UK-funded seismometer set to aid NASA-led mission to Mars

A UK Space Agency-funded instrument, designed to investigate the interior structure and processes of Mars, has been selected to travel to the red planet on NASA’s newly announced InSight mission.

According to NASA, the InSight mission will place instruments on the Martian surface to investigate whether the core of Mars is solid or liquid like Earth’s and why Mars’s crust is not divided into tectonic plates that drift like Earth’s.

Detailed knowledge of the interior of Mars in comparison with Earth will help scientists better understand how terrestrial planets form and evolve.

The UK-funded SEIS-SP is a seismometer that will listen for ‘marsquakes’ and use this information to map the boundaries between the rock layers inside the red planet.

The SEIS-SP will be provided by space scientists at Imperial College London and Oxford University.

Dr David Williams, chief executive of the UK Space Agency, said: ‘Placing the first seismometer on Mars has long been a goal of international scientists, and this is a great example of the pioneering, world-class science and technology supported by the UK Space Agency.

‘The technical challenge is significant but the UK team is proving itself more than equal to it.
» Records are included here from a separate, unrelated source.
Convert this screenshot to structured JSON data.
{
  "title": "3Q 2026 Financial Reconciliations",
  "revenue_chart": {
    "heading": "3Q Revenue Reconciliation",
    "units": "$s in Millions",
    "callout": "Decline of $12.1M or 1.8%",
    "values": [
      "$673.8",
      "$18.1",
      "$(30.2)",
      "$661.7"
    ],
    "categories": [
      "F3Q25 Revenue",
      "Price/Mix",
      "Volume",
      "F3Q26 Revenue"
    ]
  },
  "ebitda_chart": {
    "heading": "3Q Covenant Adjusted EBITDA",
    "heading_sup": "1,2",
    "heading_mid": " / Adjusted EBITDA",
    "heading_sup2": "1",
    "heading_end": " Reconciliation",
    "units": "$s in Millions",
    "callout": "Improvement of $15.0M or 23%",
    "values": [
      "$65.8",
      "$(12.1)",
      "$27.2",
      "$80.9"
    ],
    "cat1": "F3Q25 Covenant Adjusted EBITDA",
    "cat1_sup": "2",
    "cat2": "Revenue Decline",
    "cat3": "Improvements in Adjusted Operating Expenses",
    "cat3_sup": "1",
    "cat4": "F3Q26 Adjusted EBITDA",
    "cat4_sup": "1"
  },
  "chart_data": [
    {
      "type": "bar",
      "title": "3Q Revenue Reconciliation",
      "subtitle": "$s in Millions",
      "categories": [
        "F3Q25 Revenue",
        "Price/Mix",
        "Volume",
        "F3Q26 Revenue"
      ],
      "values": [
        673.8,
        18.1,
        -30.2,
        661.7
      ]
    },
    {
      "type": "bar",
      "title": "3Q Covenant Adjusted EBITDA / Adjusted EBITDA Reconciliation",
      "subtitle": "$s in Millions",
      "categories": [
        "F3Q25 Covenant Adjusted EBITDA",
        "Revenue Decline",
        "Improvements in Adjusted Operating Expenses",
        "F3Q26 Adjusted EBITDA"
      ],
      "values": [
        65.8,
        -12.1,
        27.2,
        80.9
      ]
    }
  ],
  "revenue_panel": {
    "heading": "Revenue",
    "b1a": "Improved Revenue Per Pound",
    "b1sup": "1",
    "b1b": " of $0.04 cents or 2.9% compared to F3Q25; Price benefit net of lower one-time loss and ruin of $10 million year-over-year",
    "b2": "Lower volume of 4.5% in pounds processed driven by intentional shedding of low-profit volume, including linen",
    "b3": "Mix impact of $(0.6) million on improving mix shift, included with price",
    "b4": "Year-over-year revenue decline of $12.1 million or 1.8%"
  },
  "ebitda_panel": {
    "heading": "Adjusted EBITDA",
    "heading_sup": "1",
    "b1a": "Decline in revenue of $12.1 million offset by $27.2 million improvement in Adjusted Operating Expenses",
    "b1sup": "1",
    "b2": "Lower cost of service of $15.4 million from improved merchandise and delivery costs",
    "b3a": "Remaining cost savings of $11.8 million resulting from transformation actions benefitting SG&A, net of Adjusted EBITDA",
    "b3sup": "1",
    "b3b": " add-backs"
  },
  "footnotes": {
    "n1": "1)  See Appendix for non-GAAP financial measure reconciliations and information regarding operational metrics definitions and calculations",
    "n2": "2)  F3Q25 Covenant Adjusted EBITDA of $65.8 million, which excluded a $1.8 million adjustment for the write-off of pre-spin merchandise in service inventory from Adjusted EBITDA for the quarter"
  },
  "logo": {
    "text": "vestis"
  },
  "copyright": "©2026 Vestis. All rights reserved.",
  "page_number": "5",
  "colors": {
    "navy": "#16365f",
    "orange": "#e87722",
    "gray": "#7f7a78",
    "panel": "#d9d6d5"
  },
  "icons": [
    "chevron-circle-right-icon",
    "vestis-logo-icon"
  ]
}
The scientific outcomes may well revolutionise our understanding of Mars and, by extension, its nearest neighbour: Earth. Where previous Mars missions have scratched the surface, InSight will be digging deeper for the planet’s secrets.’

The InSight (Interior Exploration using Seismic Investigations, Geodesy and Heat Transport) spacecraft will be a static lander that will carry four instruments.

The UK SEIS-SP is one of two seismometers that make up the SEIS instrument, the development of which is being led by French space agency CNES.

NASA’s Jet Propulsion Laboratory will provide an onboard geodetic instrument to determine the planet’s rotation axis and a robotic arm and two cameras used to deploy and monitor instruments on the Martian surface.

The German Aerospace Center is building a subsurface heat probe to measure the flow of heat from the interior.

All the data combined will inform researchers about the current internal state of Mars and how it has changed through time.